Lastly, the war revolutionized weather telegraphy in Europe. Before the war the European forecasters were hampered by exasperating delays in the collection of reports over the telegraph lines, especially in the international exchange of observations. Wireless telegraphy had been extensively used for gathering reports from vessels and supplying vessels with forecasts, but not for the interchange of meteorological information on land. The war changed all this. Radiotelegraphic weather messages became the rule, and the advantages of the new system were so obvious that the tendency has been to retain it as far as possible since the war.

CHAPTER XX
MEDICAL AND PHYSIOLOGICAL METEOROLOGY

The starting point in any study of the physiological effects of weather and climate upon humanity is the remarkable fact that, on the hottest days of summer and the coldest of winter, in tropical deserts and amid polar snows, the temperature within the body of a healthy man remains constant to a fraction of a degree. There are slight temperature differences between different parts of the body; there is a periodic daily variation of about half a degree; and there are other slight changes, due to eating and exercise; but an internal temperature of about 98.6 degrees F. is maintained with little or no regard to fluctuations in the temperature of the air.

The body has often been compared to a building in which the temperature is regulated by a thermostat, but the comparison is not exact. The thermostat controls the temperature merely by regulating the combustion of fuel; and with the advent of mild weather we let the fires go out altogether. In the body the fires are always burning, the briskness with which they burn—or, to drop the metaphor, the rate at which bodily heat is generated—depending, above all, upon muscular activity, but also upon other causes. It is true that we possess a nervous mechanism, analogous to the thermostat, which tends to adjust the production of animal heat in such a manner as to offset the cooling effect of our environment; but this mechanism appears to be less important in maintaining our constant temperature than another, which regulates the loss of heat from the body. According to M. J. Rosenau:

“Heat is lost from the body chiefly in two ways; (1) by heat transfer, or loss by radiation, conduction, and convection; (2) by evaporation, chiefly by the evaporation of the water of perspiration. Pettenkofer and Voit estimated the loss of water by the lungs at 286 grams, and from the skin at from 500 to 1,700 grams daily. This will give some idea of the effects here concerned. The loss by heat transfer diminishes as the temperature of the surrounding air rises. The temperature of the body would rise when the atmospheric temperature goes above 70 degrees F. were not perspiration then secreted. So long as the perspiration can evaporate freely the heat production and heat loss are balanced. With a high humidity evaporation is lessened and the balance is maintained by rushing blood to the skin, which causes an elevation of the temperature of the surface, and thus the loss of heat by radiation, conduction, and convection is facilitated.”

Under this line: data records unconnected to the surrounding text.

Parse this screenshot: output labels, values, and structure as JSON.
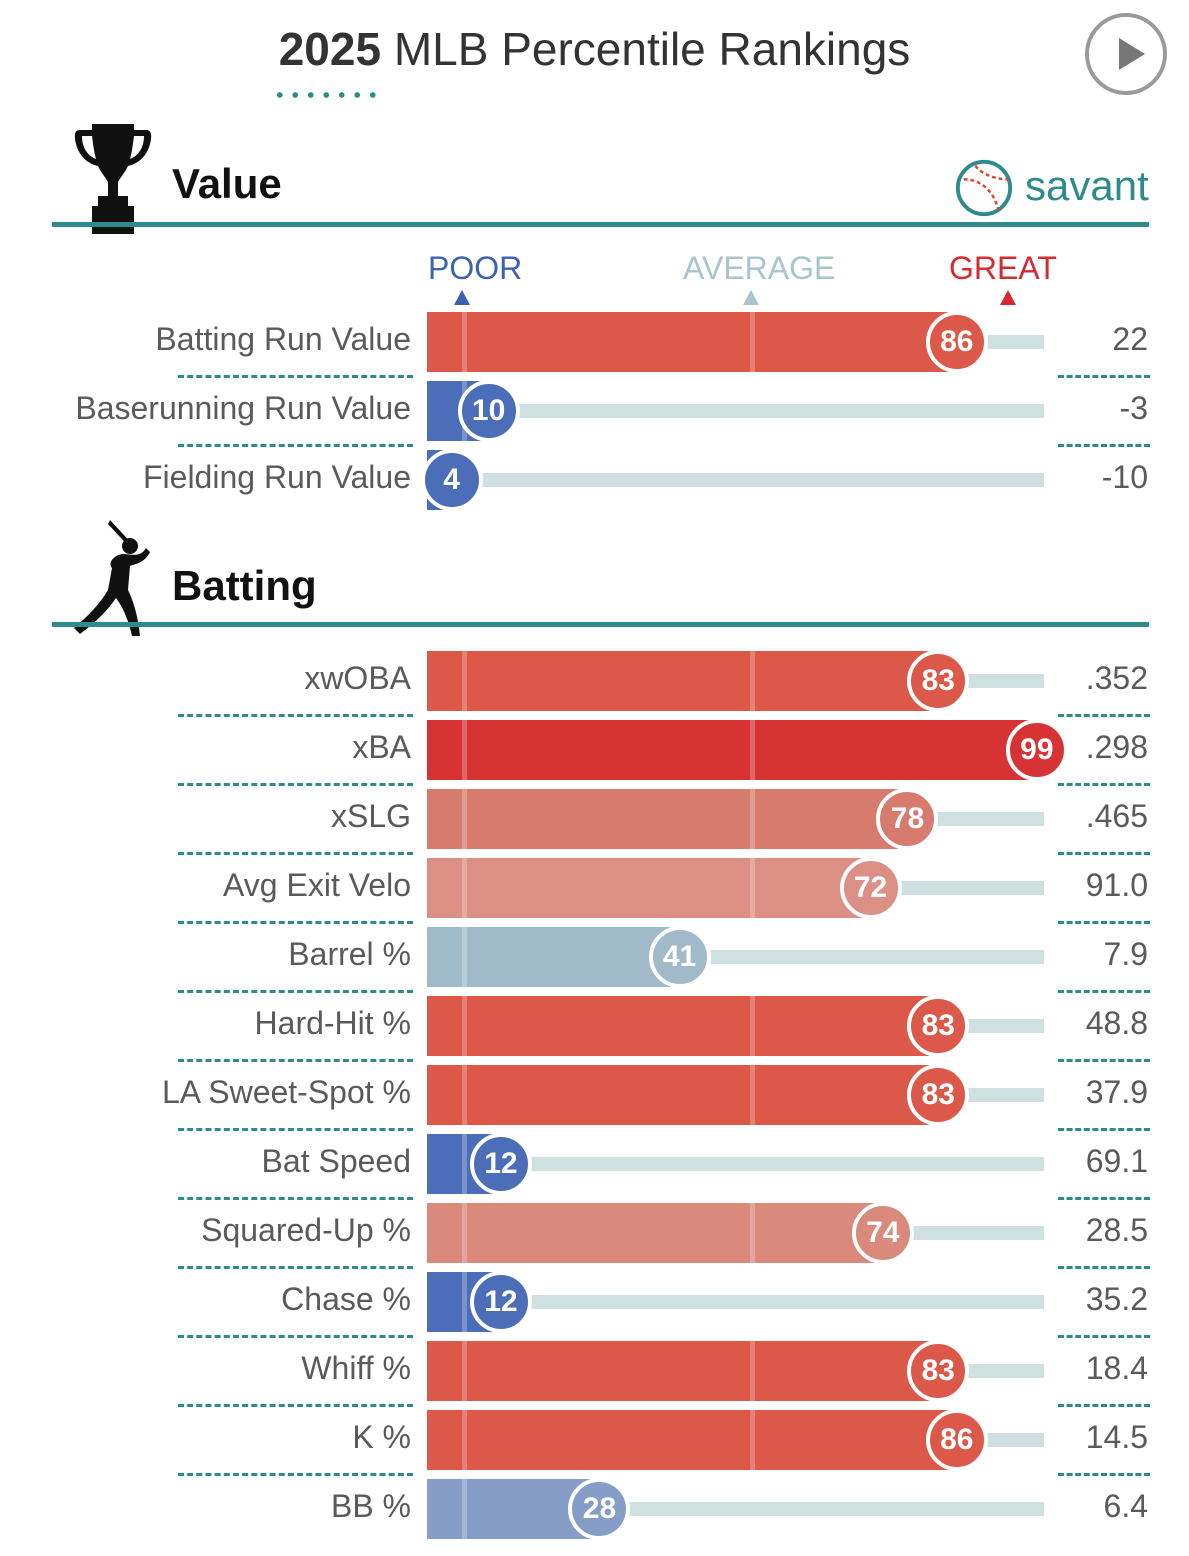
{
  "header": {
    "year": "2025",
    "title": "MLB Percentile Rankings"
  },
  "brand": {
    "name": "savant",
    "color": "#2e8b8b"
  },
  "legend": {
    "poor": "POOR",
    "average": "AVERAGE",
    "great": "GREAT",
    "poor_color": "#3d63b0",
    "average_color": "#a8c4cc",
    "great_color": "#d62a2f"
  },
  "sections": [
    {
      "title": "Value",
      "icon": "trophy-icon"
    },
    {
      "title": "Batting",
      "icon": "batter-icon"
    }
  ],
  "chart_data": {
    "type": "bar",
    "title": "2025 MLB Percentile Rankings",
    "xlim": [
      0,
      100
    ],
    "value_section": [
      {
        "metric": "Batting Run Value",
        "percentile": 86,
        "stat": "22"
      },
      {
        "metric": "Baserunning Run Value",
        "percentile": 10,
        "stat": "-3"
      },
      {
        "metric": "Fielding Run Value",
        "percentile": 4,
        "stat": "-10"
      }
    ],
    "batting_section": [
      {
        "metric": "xwOBA",
        "percentile": 83,
        "stat": ".352"
      },
      {
        "metric": "xBA",
        "percentile": 99,
        "stat": ".298"
      },
      {
        "metric": "xSLG",
        "percentile": 78,
        "stat": ".465"
      },
      {
        "metric": "Avg Exit Velo",
        "percentile": 72,
        "stat": "91.0"
      },
      {
        "metric": "Barrel %",
        "percentile": 41,
        "stat": "7.9"
      },
      {
        "metric": "Hard-Hit %",
        "percentile": 83,
        "stat": "48.8"
      },
      {
        "metric": "LA Sweet-Spot %",
        "percentile": 83,
        "stat": "37.9"
      },
      {
        "metric": "Bat Speed",
        "percentile": 12,
        "stat": "69.1"
      },
      {
        "metric": "Squared-Up %",
        "percentile": 74,
        "stat": "28.5"
      },
      {
        "metric": "Chase %",
        "percentile": 12,
        "stat": "35.2"
      },
      {
        "metric": "Whiff %",
        "percentile": 83,
        "stat": "18.4"
      },
      {
        "metric": "K %",
        "percentile": 86,
        "stat": "14.5"
      },
      {
        "metric": "BB %",
        "percentile": 28,
        "stat": "6.4"
      }
    ]
  }
}
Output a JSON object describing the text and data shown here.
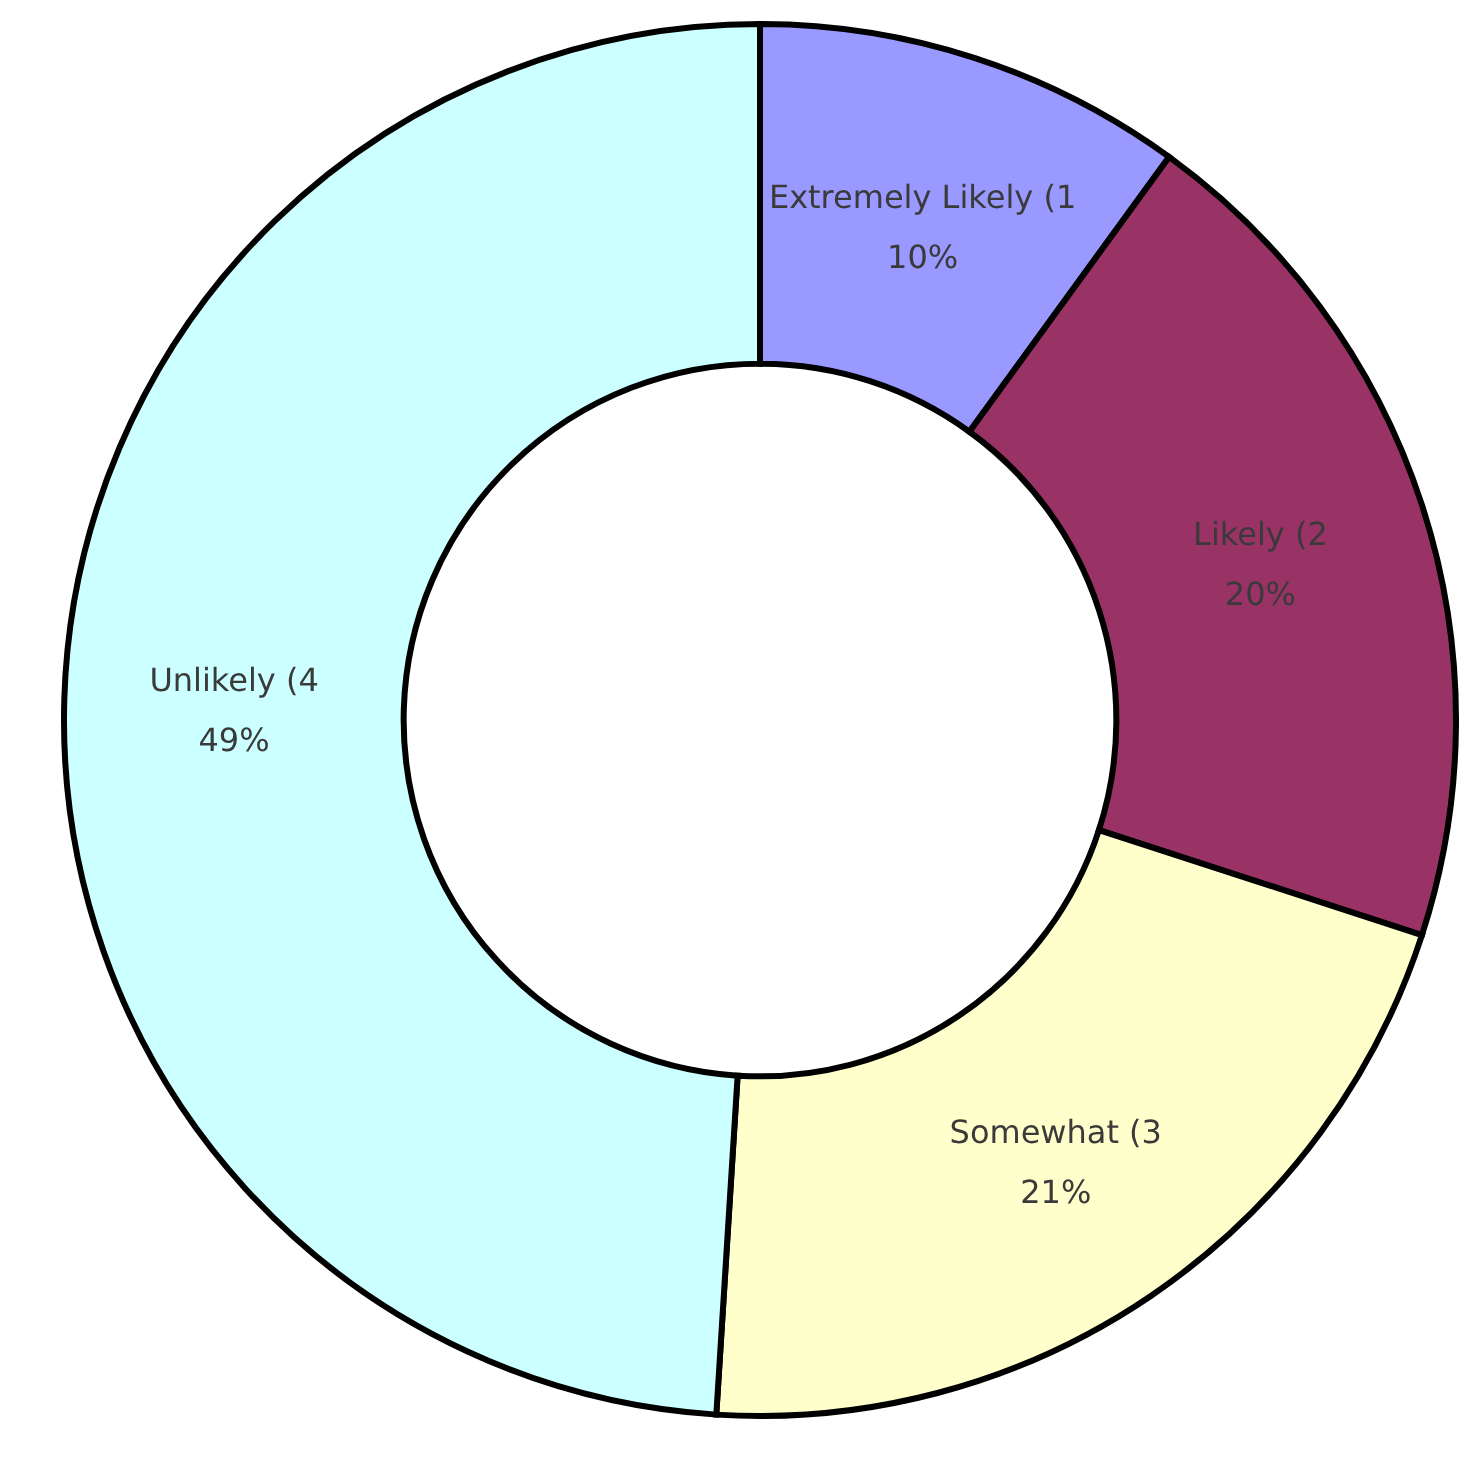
{
  "chart_data": {
    "type": "donut",
    "categories": [
      "Extremely Likely (1",
      "Likely (2",
      "Somewhat (3",
      "Unlikely (4"
    ],
    "values": [
      10,
      20,
      21,
      49
    ],
    "colors": [
      "#9999ff",
      "#993366",
      "#ffffcc",
      "#ccffff"
    ],
    "value_labels": [
      "10%",
      "20%",
      "21%",
      "49%"
    ]
  }
}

Human sensations of temperature are paradoxical. We talk of being “hot” and “cold,” as if we belonged to the class of cold-blooded animals—the fishes and the reptiles—that actually undergo great variations of temperature, with variations in the temperature of their environment. We hear people say, for example, that they are most comfortable at a temperature of 65; yet we know that their temperature is always 98½, except just at the surface of the body.

The human body is, in fact, a poor thermometer. Our sensations do not register the temperature of the air, but they do, in a way, register the cooling power of the air, which depends upon temperature, humidity, and air movement, and they register, especially, changes in this cooling power, for within certain limits the body soon adapts itself to a constant rate of cooling, so as to lose any impression of heat or cold. When a steady outflow of heat from the body has been set up and the external cooling power is suddenly increased, we become conscious of a difference between the temperature at the surface of the body and the “blood temperature” beneath. The action of the nerves at the surface and the nerves underneath, under these circumstances, has been compared to that of a thermo-junction, in which an electric current is produced by differences of temperature. The rate of evaporation from the skin, also, has a marked effect upon our sensations of comfort and discomfort.

The common thermometer was long ago discredited as a means of measuring atmospheric comfort. Then, for a time, the wet-bulb thermometer had its day, and its indications were once published on a large scale in this country as representing the “sensible temperature,” or temperature that we actually feel. The wet-bulb thermometer is cooled by evaporation below the air temperature, except when the air is saturated with moisture, and may therefore give a rough indication of the temperature acquired by the skin when moistened with perspiration. The temperature of the skin is not, however, an accurate indication of our feelings of heat or cold, nor is it a satisfactory guide to the physiological effects of atmospheric conditions.